Les estimations des pertes entraînées par la crise de l’immobilier vont de 350 milliards de dollars à 1 300 milliards, le FMI les ayant pour sa part chiffrées à 945 milliards en avril dernier. Les banques n’ont pas fini d’annoncer ces pertes, avec tout dernièrement celles de la Deutsche Bank (5 milliards d’euros), de la Royal Bank of Scotland (7,5 milliards), de Citigroup (15 milliards) et de banques d’affaires de Wall Street, comme Lehman Brothers, Merill Lynch ou Morgan Stanley. Le secteur a déjà annoncé ou effectué le licenciement de 83 000 employés, dont 60 000 aux États-Unis. Le resserrement du crédit, qui découle d’une méfiance généralisée à l’égard du système financier, menace d’étouffement toute l’économie. États, gouvernements, institutions financières et monétaires sont impuissants. Leur seule préoccupation est de faire payer cette crise aux travailleurs et aux peuples, tout en essayant d’éviter les explosions sociales.

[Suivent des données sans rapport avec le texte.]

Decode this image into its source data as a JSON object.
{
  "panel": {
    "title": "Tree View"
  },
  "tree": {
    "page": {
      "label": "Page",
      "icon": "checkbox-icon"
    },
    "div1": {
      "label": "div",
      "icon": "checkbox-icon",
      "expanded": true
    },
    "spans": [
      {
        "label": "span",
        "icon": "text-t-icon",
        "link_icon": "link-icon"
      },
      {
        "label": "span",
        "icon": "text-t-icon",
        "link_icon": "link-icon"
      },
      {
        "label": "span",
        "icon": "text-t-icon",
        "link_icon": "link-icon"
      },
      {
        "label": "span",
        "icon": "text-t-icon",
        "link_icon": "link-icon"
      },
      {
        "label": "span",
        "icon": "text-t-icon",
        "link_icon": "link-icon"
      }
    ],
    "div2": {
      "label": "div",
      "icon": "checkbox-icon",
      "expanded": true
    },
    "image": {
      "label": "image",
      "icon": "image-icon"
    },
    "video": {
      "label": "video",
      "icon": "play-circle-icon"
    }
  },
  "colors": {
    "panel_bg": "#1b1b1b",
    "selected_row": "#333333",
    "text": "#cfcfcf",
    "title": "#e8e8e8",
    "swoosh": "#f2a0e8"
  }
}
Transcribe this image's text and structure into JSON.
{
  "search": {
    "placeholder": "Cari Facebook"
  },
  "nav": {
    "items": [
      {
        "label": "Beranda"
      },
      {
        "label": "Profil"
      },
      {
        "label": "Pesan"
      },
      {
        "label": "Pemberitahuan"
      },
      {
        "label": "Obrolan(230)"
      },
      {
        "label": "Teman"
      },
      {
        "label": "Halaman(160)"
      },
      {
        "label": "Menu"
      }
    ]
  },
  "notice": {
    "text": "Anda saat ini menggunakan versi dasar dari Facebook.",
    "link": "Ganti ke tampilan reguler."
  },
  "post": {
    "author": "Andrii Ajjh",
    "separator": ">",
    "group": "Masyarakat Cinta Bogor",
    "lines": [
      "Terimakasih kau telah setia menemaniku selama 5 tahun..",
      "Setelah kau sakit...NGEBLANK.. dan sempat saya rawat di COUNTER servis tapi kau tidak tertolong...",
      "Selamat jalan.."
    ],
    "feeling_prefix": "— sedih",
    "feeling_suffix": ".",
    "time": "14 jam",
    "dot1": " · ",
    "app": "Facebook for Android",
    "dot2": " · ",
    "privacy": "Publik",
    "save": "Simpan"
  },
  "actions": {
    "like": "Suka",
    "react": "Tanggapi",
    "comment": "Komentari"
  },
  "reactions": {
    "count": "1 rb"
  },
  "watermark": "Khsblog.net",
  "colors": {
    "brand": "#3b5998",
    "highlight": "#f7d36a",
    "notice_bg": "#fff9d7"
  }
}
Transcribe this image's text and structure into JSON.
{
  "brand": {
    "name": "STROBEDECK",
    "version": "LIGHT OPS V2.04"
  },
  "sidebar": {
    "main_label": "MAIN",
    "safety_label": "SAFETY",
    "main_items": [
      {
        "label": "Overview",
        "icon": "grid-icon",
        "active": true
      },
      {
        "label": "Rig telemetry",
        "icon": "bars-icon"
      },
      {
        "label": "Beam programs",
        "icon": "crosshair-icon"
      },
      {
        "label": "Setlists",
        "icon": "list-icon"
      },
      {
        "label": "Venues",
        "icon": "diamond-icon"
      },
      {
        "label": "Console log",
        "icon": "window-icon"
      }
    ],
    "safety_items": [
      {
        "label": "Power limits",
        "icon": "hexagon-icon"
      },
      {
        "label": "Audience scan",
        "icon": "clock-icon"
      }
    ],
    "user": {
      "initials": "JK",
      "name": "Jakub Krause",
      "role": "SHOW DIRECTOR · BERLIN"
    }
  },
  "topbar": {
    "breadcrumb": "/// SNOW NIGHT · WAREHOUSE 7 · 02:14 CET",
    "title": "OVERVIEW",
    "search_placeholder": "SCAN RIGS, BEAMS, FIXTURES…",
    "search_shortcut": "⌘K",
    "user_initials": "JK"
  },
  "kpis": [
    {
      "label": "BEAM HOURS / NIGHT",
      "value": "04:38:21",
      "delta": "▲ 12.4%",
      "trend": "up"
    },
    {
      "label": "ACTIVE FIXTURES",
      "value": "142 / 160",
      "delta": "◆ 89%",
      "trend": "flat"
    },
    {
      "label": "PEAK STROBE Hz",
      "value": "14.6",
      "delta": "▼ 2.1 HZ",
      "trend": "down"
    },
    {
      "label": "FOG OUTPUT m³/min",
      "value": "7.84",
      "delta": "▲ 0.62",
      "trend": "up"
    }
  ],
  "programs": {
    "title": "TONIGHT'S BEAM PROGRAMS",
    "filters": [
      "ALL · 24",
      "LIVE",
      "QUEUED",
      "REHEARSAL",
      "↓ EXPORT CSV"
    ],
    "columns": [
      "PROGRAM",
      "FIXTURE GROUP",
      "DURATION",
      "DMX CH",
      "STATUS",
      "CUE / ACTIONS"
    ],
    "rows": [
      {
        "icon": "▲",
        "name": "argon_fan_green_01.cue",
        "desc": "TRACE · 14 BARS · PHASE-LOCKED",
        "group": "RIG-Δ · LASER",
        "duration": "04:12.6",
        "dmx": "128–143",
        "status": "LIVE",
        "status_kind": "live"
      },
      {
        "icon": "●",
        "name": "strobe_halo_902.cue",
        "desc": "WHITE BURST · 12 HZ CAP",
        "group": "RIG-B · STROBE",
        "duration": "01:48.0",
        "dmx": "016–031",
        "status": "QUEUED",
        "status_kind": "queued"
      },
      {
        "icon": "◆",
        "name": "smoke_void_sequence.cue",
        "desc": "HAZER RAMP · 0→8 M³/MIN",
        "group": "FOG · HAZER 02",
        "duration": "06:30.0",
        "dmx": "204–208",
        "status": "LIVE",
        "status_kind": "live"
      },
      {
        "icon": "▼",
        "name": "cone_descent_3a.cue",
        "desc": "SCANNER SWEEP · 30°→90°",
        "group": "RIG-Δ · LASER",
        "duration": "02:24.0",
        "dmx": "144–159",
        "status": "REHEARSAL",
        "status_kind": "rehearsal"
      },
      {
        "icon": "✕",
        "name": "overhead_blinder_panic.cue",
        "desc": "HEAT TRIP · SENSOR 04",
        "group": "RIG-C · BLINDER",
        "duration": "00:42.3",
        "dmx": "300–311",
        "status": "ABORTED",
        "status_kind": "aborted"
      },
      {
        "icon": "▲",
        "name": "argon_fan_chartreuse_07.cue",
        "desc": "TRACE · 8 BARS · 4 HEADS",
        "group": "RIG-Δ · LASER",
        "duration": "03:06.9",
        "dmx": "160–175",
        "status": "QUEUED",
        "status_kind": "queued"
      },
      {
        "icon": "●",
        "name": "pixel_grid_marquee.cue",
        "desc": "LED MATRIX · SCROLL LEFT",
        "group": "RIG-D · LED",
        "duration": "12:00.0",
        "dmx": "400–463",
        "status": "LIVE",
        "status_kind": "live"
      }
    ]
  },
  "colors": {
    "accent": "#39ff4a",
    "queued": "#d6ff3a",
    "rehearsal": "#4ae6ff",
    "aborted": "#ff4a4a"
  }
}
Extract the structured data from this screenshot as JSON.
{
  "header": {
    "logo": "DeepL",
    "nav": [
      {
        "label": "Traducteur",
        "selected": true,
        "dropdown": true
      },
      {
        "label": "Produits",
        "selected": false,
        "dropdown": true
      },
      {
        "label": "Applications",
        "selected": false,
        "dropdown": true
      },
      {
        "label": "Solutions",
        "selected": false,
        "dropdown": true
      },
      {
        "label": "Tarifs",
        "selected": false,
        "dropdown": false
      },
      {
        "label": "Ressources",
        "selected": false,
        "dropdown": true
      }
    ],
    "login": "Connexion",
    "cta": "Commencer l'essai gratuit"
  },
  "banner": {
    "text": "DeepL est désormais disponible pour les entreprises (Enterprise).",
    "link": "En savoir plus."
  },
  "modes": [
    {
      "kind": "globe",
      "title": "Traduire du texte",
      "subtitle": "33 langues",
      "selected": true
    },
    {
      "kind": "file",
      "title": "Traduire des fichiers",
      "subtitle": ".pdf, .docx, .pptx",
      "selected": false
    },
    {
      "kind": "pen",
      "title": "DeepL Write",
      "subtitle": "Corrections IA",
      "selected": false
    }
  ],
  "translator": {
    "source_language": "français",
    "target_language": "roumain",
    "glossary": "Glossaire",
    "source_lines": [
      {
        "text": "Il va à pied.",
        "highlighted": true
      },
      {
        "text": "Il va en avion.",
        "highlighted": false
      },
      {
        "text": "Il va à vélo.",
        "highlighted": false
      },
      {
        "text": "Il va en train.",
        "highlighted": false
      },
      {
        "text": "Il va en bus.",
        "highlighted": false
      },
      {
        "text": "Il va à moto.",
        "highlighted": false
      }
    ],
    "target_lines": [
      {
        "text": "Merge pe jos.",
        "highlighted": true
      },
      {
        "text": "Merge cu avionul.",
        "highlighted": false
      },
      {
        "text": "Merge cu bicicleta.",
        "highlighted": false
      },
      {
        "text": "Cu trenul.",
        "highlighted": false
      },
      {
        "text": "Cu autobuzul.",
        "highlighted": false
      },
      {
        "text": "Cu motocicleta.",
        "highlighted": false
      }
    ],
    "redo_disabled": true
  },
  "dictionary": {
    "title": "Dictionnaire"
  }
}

Par-delà les formes particulières qu’elle peut revêtir, la crise est le résultat des contradictions du système capitaliste, de celle en particulier qui fait se heurter une production toujours plus socialisée, internationalisée, étendue et intensive à la propriété privée des moyens de production et, par suite, au marché et à ses limites, c’est-à-dire l’insuffisance de la demande solvable.
La seule issue pour les populations réside dans leur conscience de l’incurie et du parasitisme des classes possédantes, de leur droit à lutter pour la satisfaction de leurs besoins, de leur légitimité à prendre elles-mêmes le contrôle de l’économie.
Galia Trépère
* Paru dans Rouge n° 2258, 26/06/2008.